1992 film by Mike Judge

Frog Baseball is an animated short film created by Mike Judge in 1992, which marks the first appearance of the Beavis and Butt-Head characters. It premiered in The Sick and Twisted Festival of Animation.

==Plot==
The short starts out with a title card that says "Inbred Jed's Homemade Cartoons", with the character of Inbred Jed staring at the camera and cackling. Two teenagers by the name of Beavis and Butt-Head are shown switching channels on their TV, watching TV commercials and laughing at a Suzanne Somers ThighMaster commercial.

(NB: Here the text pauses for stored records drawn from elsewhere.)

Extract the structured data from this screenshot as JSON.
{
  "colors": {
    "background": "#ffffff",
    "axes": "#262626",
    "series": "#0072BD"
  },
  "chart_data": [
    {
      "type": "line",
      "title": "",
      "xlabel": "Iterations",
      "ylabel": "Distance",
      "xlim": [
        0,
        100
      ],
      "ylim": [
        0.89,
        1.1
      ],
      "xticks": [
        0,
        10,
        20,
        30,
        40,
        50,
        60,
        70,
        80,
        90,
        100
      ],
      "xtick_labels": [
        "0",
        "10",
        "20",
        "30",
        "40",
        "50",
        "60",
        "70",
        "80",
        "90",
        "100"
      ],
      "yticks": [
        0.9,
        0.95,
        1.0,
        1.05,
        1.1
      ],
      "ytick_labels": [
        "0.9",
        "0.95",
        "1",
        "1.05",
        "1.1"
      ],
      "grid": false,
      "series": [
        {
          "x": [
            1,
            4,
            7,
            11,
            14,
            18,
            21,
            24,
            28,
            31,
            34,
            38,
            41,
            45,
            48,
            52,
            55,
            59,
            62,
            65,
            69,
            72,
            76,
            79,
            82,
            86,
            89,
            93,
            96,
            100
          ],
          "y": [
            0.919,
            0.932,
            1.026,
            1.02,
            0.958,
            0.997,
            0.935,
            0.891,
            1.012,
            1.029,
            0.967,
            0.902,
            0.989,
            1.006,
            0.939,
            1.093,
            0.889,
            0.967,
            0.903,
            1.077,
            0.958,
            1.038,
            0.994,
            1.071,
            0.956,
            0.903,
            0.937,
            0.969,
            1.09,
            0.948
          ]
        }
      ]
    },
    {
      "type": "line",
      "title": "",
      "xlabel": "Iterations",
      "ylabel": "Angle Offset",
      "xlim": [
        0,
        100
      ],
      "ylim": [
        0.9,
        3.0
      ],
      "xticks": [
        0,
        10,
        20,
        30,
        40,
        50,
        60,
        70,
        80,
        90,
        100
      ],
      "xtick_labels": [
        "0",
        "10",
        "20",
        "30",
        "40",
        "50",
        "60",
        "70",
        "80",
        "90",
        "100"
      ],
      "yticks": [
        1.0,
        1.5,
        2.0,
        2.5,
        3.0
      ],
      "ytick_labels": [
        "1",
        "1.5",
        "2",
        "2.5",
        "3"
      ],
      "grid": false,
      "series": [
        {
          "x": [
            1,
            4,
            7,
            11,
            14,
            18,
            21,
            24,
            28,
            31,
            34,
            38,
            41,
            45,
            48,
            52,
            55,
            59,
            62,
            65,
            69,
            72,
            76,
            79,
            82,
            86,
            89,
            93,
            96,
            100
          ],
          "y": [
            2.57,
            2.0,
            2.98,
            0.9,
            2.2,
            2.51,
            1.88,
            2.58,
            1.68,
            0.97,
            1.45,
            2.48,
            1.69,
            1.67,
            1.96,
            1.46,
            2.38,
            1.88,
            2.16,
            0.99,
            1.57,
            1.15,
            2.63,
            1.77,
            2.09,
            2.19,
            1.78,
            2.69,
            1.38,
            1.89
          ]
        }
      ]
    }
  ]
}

Later, while blowing up insects with firecrackers in a field, Beavis and Butt-Head spot a frog and exclaim "frog baseball!"; they then proceed to play baseball with the frog. After they kill the frog, they see a poodle and charge after the dog with a baseball bat, exclaiming "dog baseball!" The credits roll as the viewer hears the duo hit the poodle with a bat and the poodle yelping in pain (not seen).

== DVD ==
Frog Baseball is available on Disc 3 of Volume 3 of The Mike Judge Collection and on the Mike Judge's Most Wanted DVD as a special feature. It is also slightly edited from the MTV broadcast and the Liquid TV version. It is more on par with the Spike & Mike's Sick and Twisted Festival of Animation airing. The end title card that showed a still from the cartoon in which Butt-head's bat made contact with Beavis' head and reads "No animals were harmed in the making of this film... except for Beavis" is removed from the DVD version. It instead shows the original disclaimer "No animals were harmed in the making of this film" leaving out the Beavis part, like in the liquid TV version and the MTV TV version.

==Cultural references==
The duo play Black Sabbath's "Iron Man" and Deep Purple's "Smoke on the Water" on air guitar.

The short, along with the episode "Held Back", was also mentioned in the Beavis and Butt-Head episode "Snitchers", the 20th episode of the 8th season. The way the duo scream "FROG BASEBALL!" in the short was also used in a music video commentary in "Give Blood".